From my own personal viewpoint as a Twitter user, my sincere hope is that Twitter remains an independent, standalone company that eventually is publicly-traded. I will line up to buy shares. I view the Web through Twitter and spend more time on the service than any other, by a mile. And while I hope it will IPO, I have this sinking feeling that’s not realistic. This is not to suggest that Twitter is failing at finding and tuning all the best possible business models. They are doing an incredible job with only 400 people. It’s astonishing, really. Rather, it’s that the scope of all the potential opportunities is so massive, wide, and deep—from Internet, to television, to back-end analytics, search, location—that it may take a real partnership to transform these models into real revenue engines.

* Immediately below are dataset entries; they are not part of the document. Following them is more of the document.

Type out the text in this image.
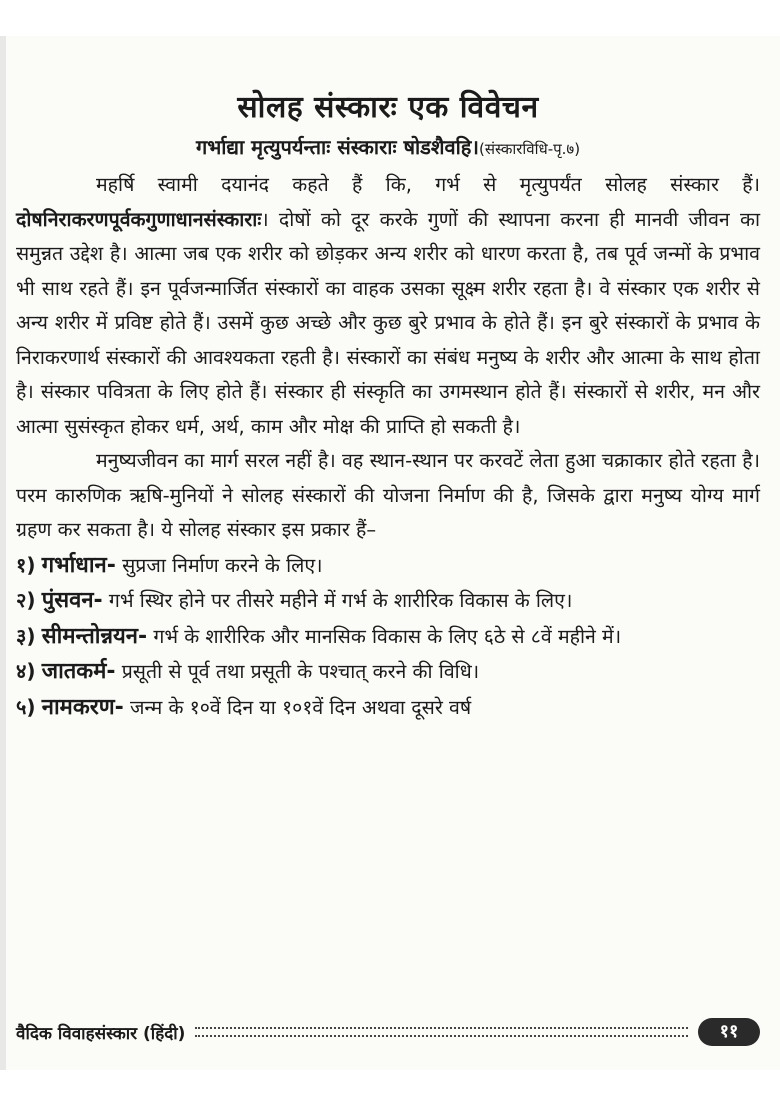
सोलह संस्कारः एक विवेचन
गर्भाद्या मृत्युपर्यन्ताः संस्काराः षोडशैवहि।(संस्कारविधि-पृ.७)

महर्षि स्वामी दयानंद कहते हैं कि, गर्भ से मृत्युपर्यंत सोलह संस्कार हैं। दोषनिराकरणपूर्वकगुणाधानसंस्काराः। दोषों को दूर करके गुणों की स्थापना करना ही मानवी जीवन का समुन्नत उद्देश है। आत्मा जब एक शरीर को छोड़कर अन्य शरीर को धारण करता है, तब पूर्व जन्मों के प्रभाव भी साथ रहते हैं। इन पूर्वजन्मार्जित संस्कारों का वाहक उसका सूक्ष्म शरीर रहता है। वे संस्कार एक शरीर से अन्य शरीर में प्रविष्ट होते हैं। उसमें कुछ अच्छे और कुछ बुरे प्रभाव के होते हैं। इन बुरे संस्कारों के प्रभाव के निराकरणार्थ संस्कारों की आवश्यकता रहती है। संस्कारों का संबंध मनुष्य के शरीर और आत्मा के साथ होता है। संस्कार पवित्रता के लिए होते हैं। संस्कार ही संस्कृति का उगमस्थान होते हैं। संस्कारों से शरीर, मन और आत्मा सुसंस्कृत होकर धर्म, अर्थ, काम और मोक्ष की प्राप्ति हो सकती है।

मनुष्यजीवन का मार्ग सरल नहीं है। वह स्थान-स्थान पर करवटें लेता हुआ चक्राकार होते रहता है। परम कारुणिक ऋषि-मुनियों ने सोलह संस्कारों की योजना निर्माण की है, जिसके द्वारा मनुष्य योग्य मार्ग ग्रहण कर सकता है। ये सोलह संस्कार इस प्रकार हैं–

१) गर्भाधान- सुप्रजा निर्माण करने के लिए।
२) पुंसवन- गर्भ स्थिर होने पर तीसरे महीने में गर्भ के शारीरिक विकास के लिए।
३) सीमन्तोन्नयन- गर्भ के शारीरिक और मानसिक विकास के लिए ६ठे से ८वें महीने में।
४) जातकर्म- प्रसूती से पूर्व तथा प्रसूती के पश्चात् करने की विधि।
५) नामकरण- जन्म के १०वें दिन या १०१वें दिन अथवा दूसरे वर्ष
वैदिक विवाहसंस्कार (हिंदी)	११
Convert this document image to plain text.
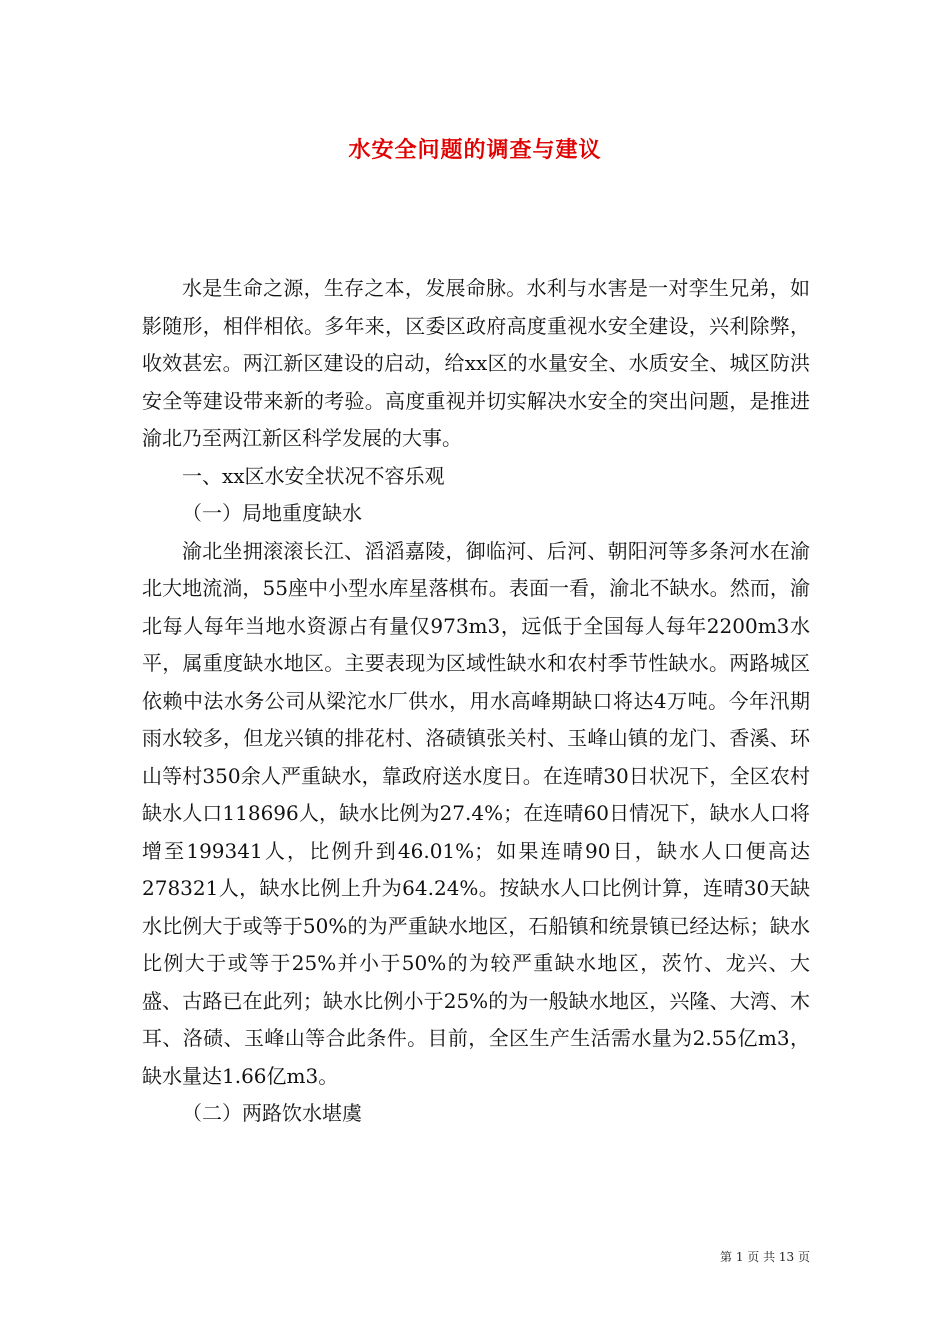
水安全问题的调查与建议

水是生命之源，生存之本，发展命脉。水利与水害是一对孪生兄弟，如影随形，相伴相依。多年来，区委区政府高度重视水安全建设，兴利除弊，收效甚宏。两江新区建设的启动，给xx区的水量安全、水质安全、城区防洪安全等建设带来新的考验。高度重视并切实解决水安全的突出问题，是推进渝北乃至两江新区科学发展的大事。

一、xx区水安全状况不容乐观

（一）局地重度缺水

渝北坐拥滚滚长江、滔滔嘉陵，御临河、后河、朝阳河等多条河水在渝北大地流淌，55座中小型水库星落棋布。表面一看，渝北不缺水。然而，渝北每人每年当地水资源占有量仅973m3，远低于全国每人每年2200m3水平，属重度缺水地区。主要表现为区域性缺水和农村季节性缺水。两路城区依赖中法水务公司从梁沱水厂供水，用水高峰期缺口将达4万吨。今年汛期雨水较多，但龙兴镇的排花村、洛碛镇张关村、玉峰山镇的龙门、香溪、环山等村350余人严重缺水，靠政府送水度日。在连晴30日状况下，全区农村缺水人口118696人，缺水比例为27.4%；在连晴60日情况下，缺水人口将增至199341人，比例升到46.01%；如果连晴90日，缺水人口便高达278321人，缺水比例上升为64.24%。按缺水人口比例计算，连晴30天缺水比例大于或等于50%的为严重缺水地区，石船镇和统景镇已经达标；缺水比例大于或等于25%并小于50%的为较严重缺水地区，茨竹、龙兴、大盛、古路已在此列；缺水比例小于25%的为一般缺水地区，兴隆、大湾、木耳、洛碛、玉峰山等合此条件。目前，全区生产生活需水量为2.55亿m3，缺水量达1.66亿m3。

（二）两路饮水堪虞

第 1 页 共 13 页
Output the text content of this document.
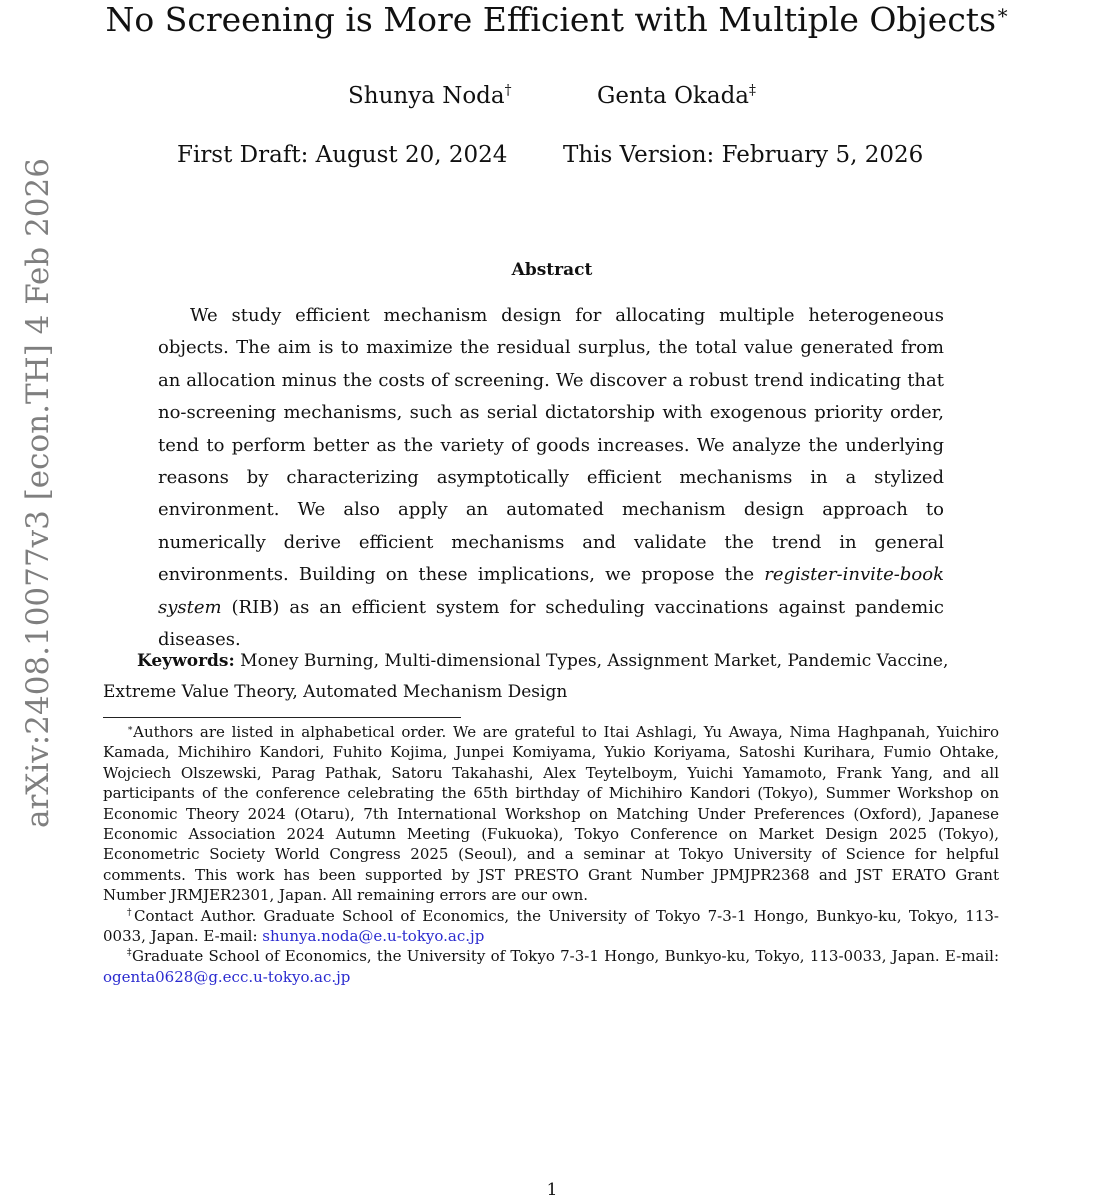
arXiv:2408.10077v3 [econ.TH] 4 Feb 2026
No Screening is More Efficient with Multiple Objects∗
Shunya Noda†	Genta Okada‡
First Draft: August 20, 2024 This Version: February 5, 2026
Abstract

We study efficient mechanism design for allocating multiple heterogeneous objects. The aim is to maximize the residual surplus, the total value generated from an allocation minus the costs of screening. We discover a robust trend indicating that no-screening mechanisms, such as serial dictatorship with exogenous priority order, tend to perform better as the variety of goods increases. We analyze the underlying reasons by characterizing asymptotically efficient mechanisms in a stylized environment. We also apply an automated mechanism design approach to numerically derive efficient mechanisms and validate the trend in general environments. Building on these implications, we propose the register-invite-book system (RIB) as an efficient system for scheduling vaccinations against pandemic diseases.

Keywords: Money Burning, Multi-dimensional Types, Assignment Market, Pandemic Vaccine, Extreme Value Theory, Automated Mechanism Design

∗Authors are listed in alphabetical order. We are grateful to Itai Ashlagi, Yu Awaya, Nima Haghpanah, Yuichiro Kamada, Michihiro Kandori, Fuhito Kojima, Junpei Komiyama, Yukio Koriyama, Satoshi Kurihara, Fumio Ohtake, Wojciech Olszewski, Parag Pathak, Satoru Takahashi, Alex Teytelboym, Yuichi Yamamoto, Frank Yang, and all participants of the conference celebrating the 65th birthday of Michihiro Kandori (Tokyo), Summer Workshop on Economic Theory 2024 (Otaru), 7th International Workshop on Matching Under Preferences (Oxford), Japanese Economic Association 2024 Autumn Meeting (Fukuoka), Tokyo Conference on Market Design 2025 (Tokyo), Econometric Society World Congress 2025 (Seoul), and a seminar at Tokyo University of Science for helpful comments. This work has been supported by JST PRESTO Grant Number JPMJPR2368 and JST ERATO Grant Number JRMJER2301, Japan. All remaining errors are our own.

†Contact Author. Graduate School of Economics, the University of Tokyo 7-3-1 Hongo, Bunkyo-ku, Tokyo, 113-0033, Japan. E-mail: shunya.noda@e.u-tokyo.ac.jp

‡Graduate School of Economics, the University of Tokyo 7-3-1 Hongo, Bunkyo-ku, Tokyo, 113-0033, Japan. E-mail: ogenta0628@g.ecc.u-tokyo.ac.jp

1
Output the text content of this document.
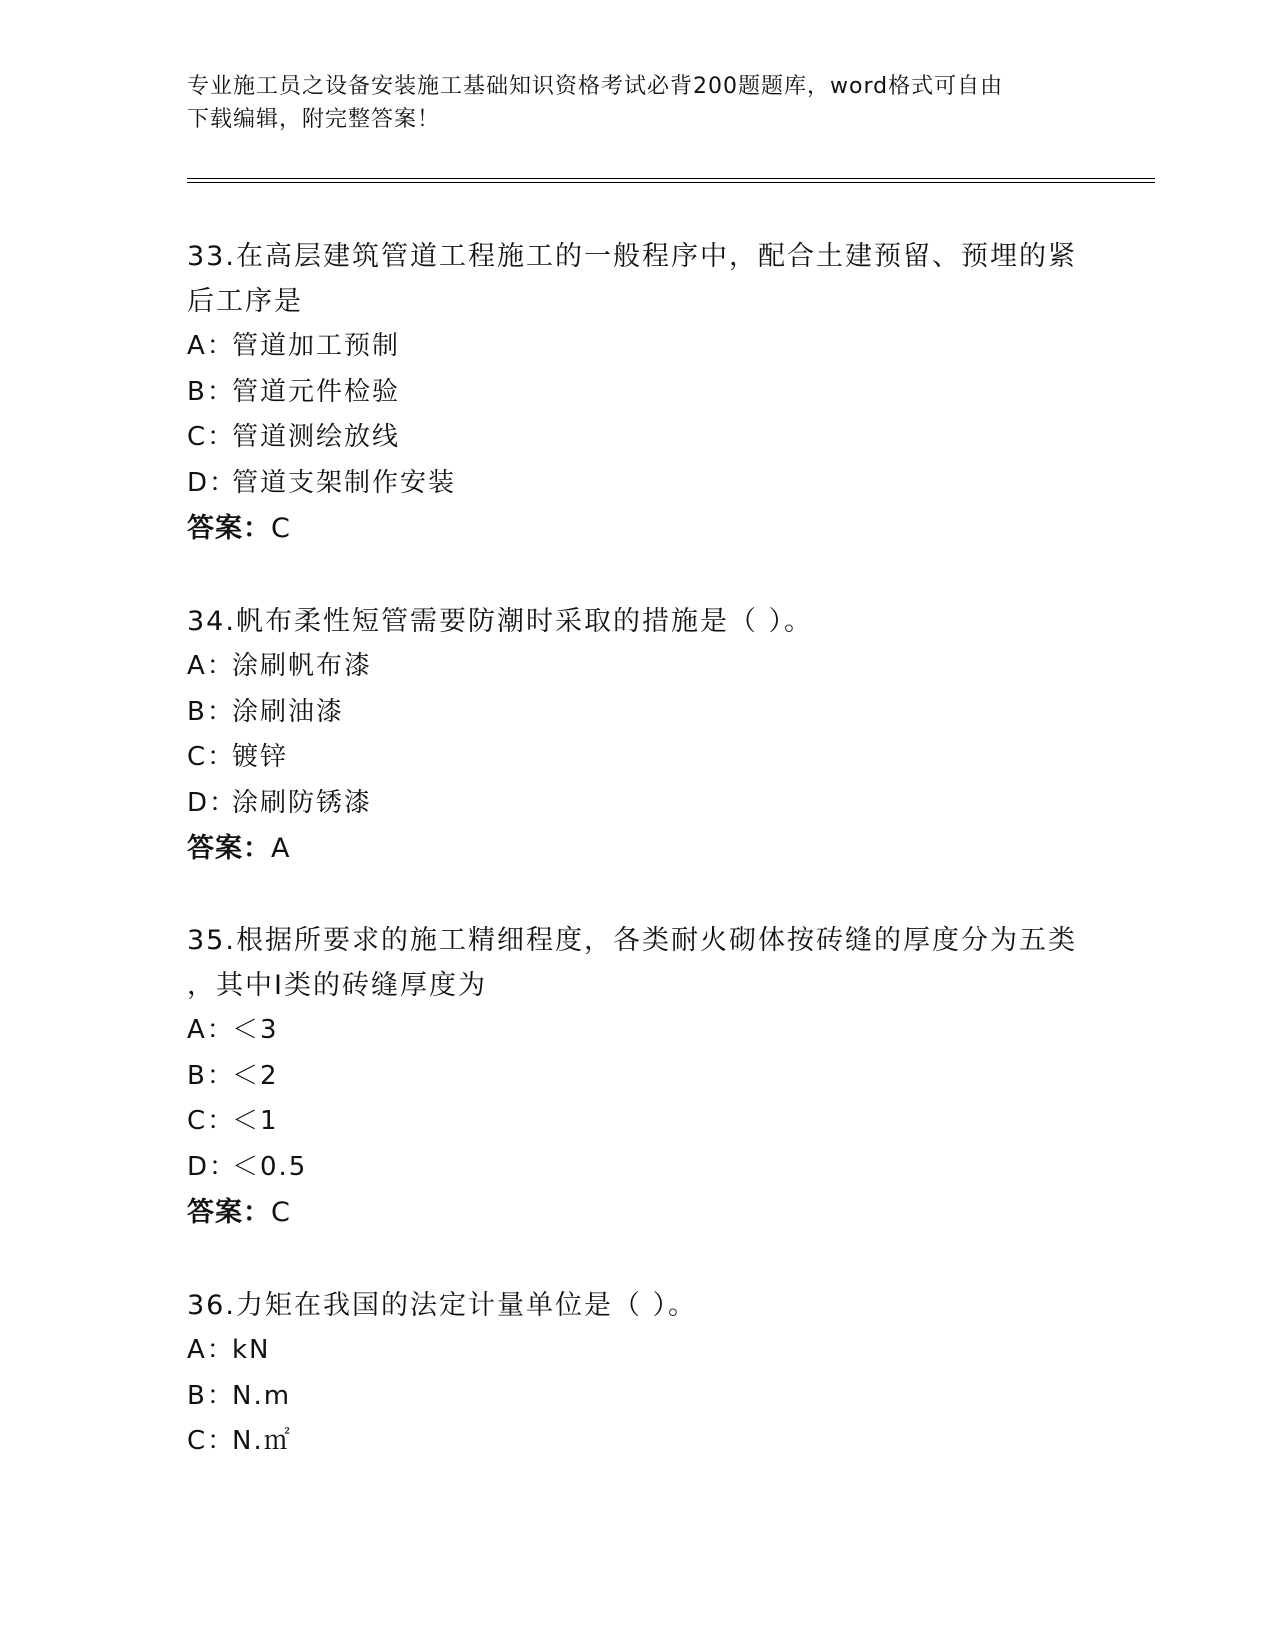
专业施工员之设备安装施工基础知识资格考试必背200题题库，word格式可自由
下载编辑，附完整答案！

33.在高层建筑管道工程施工的一般程序中，配合土建预留、预埋的紧

后工序是

A：管道加工预制

B：管道元件检验

C：管道测绘放线

D：管道支架制作安装

答案：C

34.帆布柔性短管需要防潮时采取的措施是（ ）。

A：涂刷帆布漆

B：涂刷油漆

C：镀锌

D：涂刷防锈漆

答案：A

35.根据所要求的施工精细程度，各类耐火砌体按砖缝的厚度分为五类

，其中Ⅰ类的砖缝厚度为

A：＜3

B：＜2

C：＜1

D：＜0.5

答案：C

36.力矩在我国的法定计量单位是（ ）。

A：kN

B：N.m

C：N.㎡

Who would be interested in Twitter should they continue to remain private and closely-held? Some make the case for companies like Apple, especially after its integration of Twitter into its iOS5 software. A company like Twitter could give cash-rich Apple a huge network to deploy its iAd advertisements on multiple devices, perhaps eventually even on television. Earlier this year, there was some chatter that Facebook may be interested, but they don’t (yet) have enough cash on hand to do this (though Facebook stock could do the trick). There’s always Microsoft, which certainly has cash on hand and an appetite to buy social communication services, recently demonstrated by its $8 billion acquisition of Skype.
This leaves one company, located in Mountain View, that many believe could be the perfect acquirer for Twitter, despite the fact it just launched its own social network, Google+, which is poised to launch brand pages, too. A possible Google-Twitter acquisition has been analyzed to death, so I won’t do that here, other than to say on paper, it makes a ton of sense. Because of all the bountiful seeds Twitter has planted around the world, the company best positioned to harvest those seeds (and turn a healthy buck while doing so) is Google, bar none.
But, as Twitter raises more money at higher valuations, and if an IPO is not likely in the near future, the number of possible outcomes dwindles. While an acquisition by one of the four companies listed above could be huge, both in terms of dollars and media attention, the real game would be to create enough competition among at least two of the four possible bidders to drive up the price and maximize shareholder returns. If Twitter uses the new funding to continue to fortify the product and also continue on a hunt for the best business models, it may give the potential acquirers information that leads them to think they may not be likely to extract profits from Twitter either.
By raising a whopping round, Twitter buys itself time but also elevates the stakes. Does Twitter putter along for the next few years and stumble upon a business model, enabling it to IPO? Does a giant like Apple, Microsoft, Facebook, or Google snatch up the company, or better yet, engage in a chess match with each other for the right to buy it for close to $10b or more, minting money for the company shareholders? Or, does Twitter start to slowly fade away, unable to reel in enough cash to keep the twittering machine humming? With the first option being a longshot, we’re down to two numbers on the roulette wheel. My money and my hope is on black: an acquisition.